Saturday, August 15, 2009

The Not Knowing

The past week we’ve been in Winchester, VA – birthplace of Patsy Cline. I’m traveling on business but the trip is long enough to allow a weekend in VA with time for dancing. So, Friday night we set off for a place called ‘The Gables’ less than fifteen minutes away. Their website looked good, pictures of happy people drinking and partying and some verbiage about their dance floor. It wasn’t going to be a visit to a historic ballroom but a good night of dancing would be a welcome distraction from a week filled with the minutia of work.

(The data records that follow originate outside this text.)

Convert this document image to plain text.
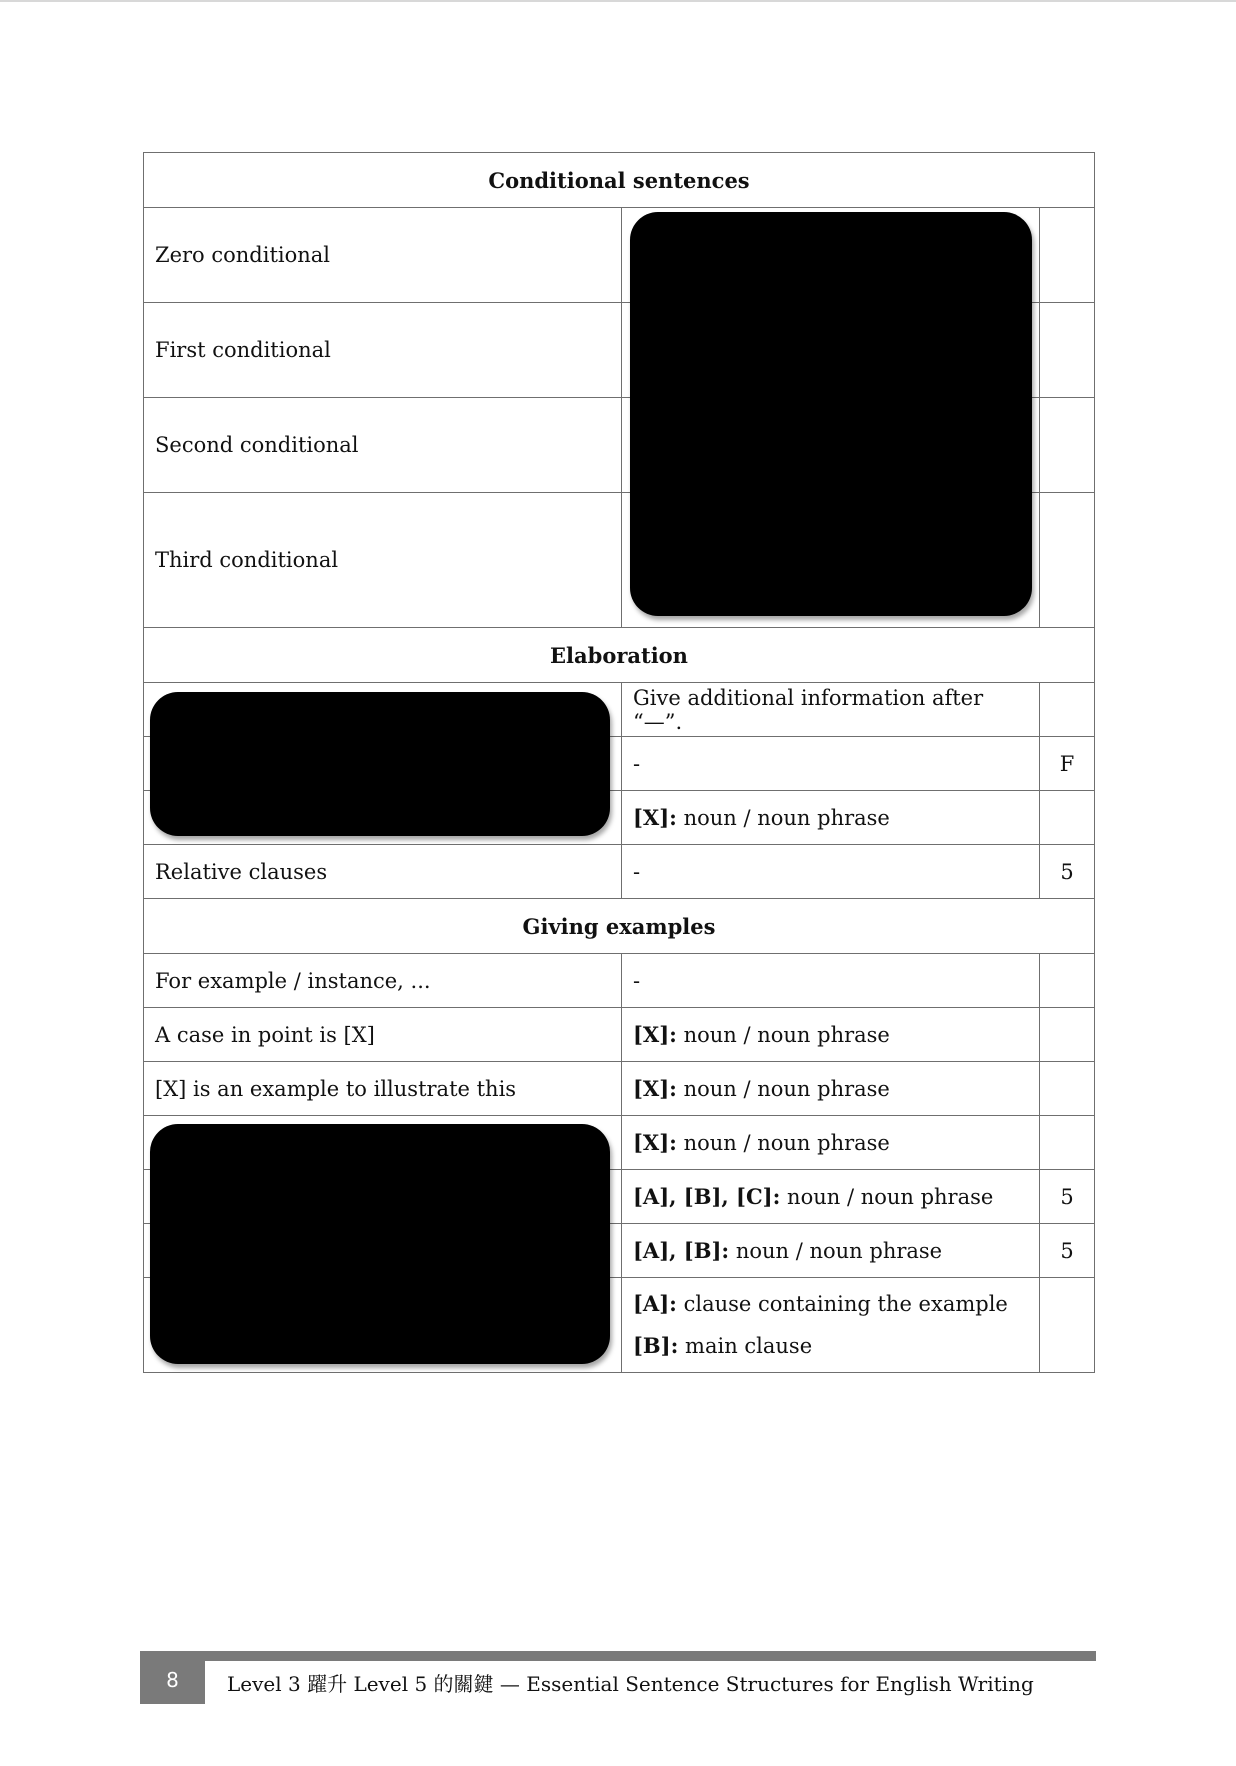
Conditional sentences		
Zero conditional		
First conditional		
Second conditional		
Third conditional		
Elaboration		
	Give additional information after “—”.	
	-	F
	[X]: noun / noun phrase	
Relative clauses	-	5
Giving examples		
For example / instance, ...	-	
A case in point is [X]	[X]: noun / noun phrase	
[X] is an example to illustrate this	[X]: noun / noun phrase	
	[X]: noun / noun phrase	
	[A], [B], [C]: noun / noun phrase	5
	[A], [B]: noun / noun phrase	5

	[A]: clause containing the example
[B]: main clause	

8	Level 3 躍升 Level 5 的關鍵 — Essential Sentence Structures for English Writing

When we got to the place it was – how do I put this politely – a skanky dump? Never got in – at eight o’clock when the place supposedly opened the doors were locked and the windows were dark. There were cars in the parking, even people in the parking lot, but the Gables seemed closed. We took two runs at the place and then turned back to Winchester for dinner at a local Thai place.

Dancing is about taking chances, I think. You don’t learn a new step without being willing to try something you’ve never tried before and then take it public where there’s a real chance you’ll screw up and land on your face in front of spectators. Finding new dance venues is the same in a lot of ways. You set off in your car, following a map to somewhere you’ve never been, and sometimes what you arrive at is a real flop – other times its gold.

It’s the chance at gold that keeps me going. Knowing you’re in for a treat is great but finding something that most people aren’t aware of – that’s special. The sense of possibility is what took Kelly and me to 8 Seconds Saloon and the Starlight Ballroom in Indy. This time it led us to a dump in West Virginia that didn’t live up to its hype in any way, shape, or form. That’s rolling the dice, no guarantees.

Tonight we’re off to a historic ballroom in Maryland. Glen Echo Park has been around since 1891 and up until a year after I was born had one of the premiere amusement parks on the East Coast. The Spanish Ballroom was restored in 1933 and shares a corner of the park with a bumper car pavilion built in the same era. There’s a ton of irony in that fact – frankly I’ve been on plenty of dance floors that could be considered bumper car pavilions! The Spanish Ballroom is suited for 800 dancers, though, and I can’t imagine a plain-old Saturday night swing dance pulling that kind of crowd. Then again we were wrong about The Gables so who knows!

Like I said, it’s the not knowing that keeps me going.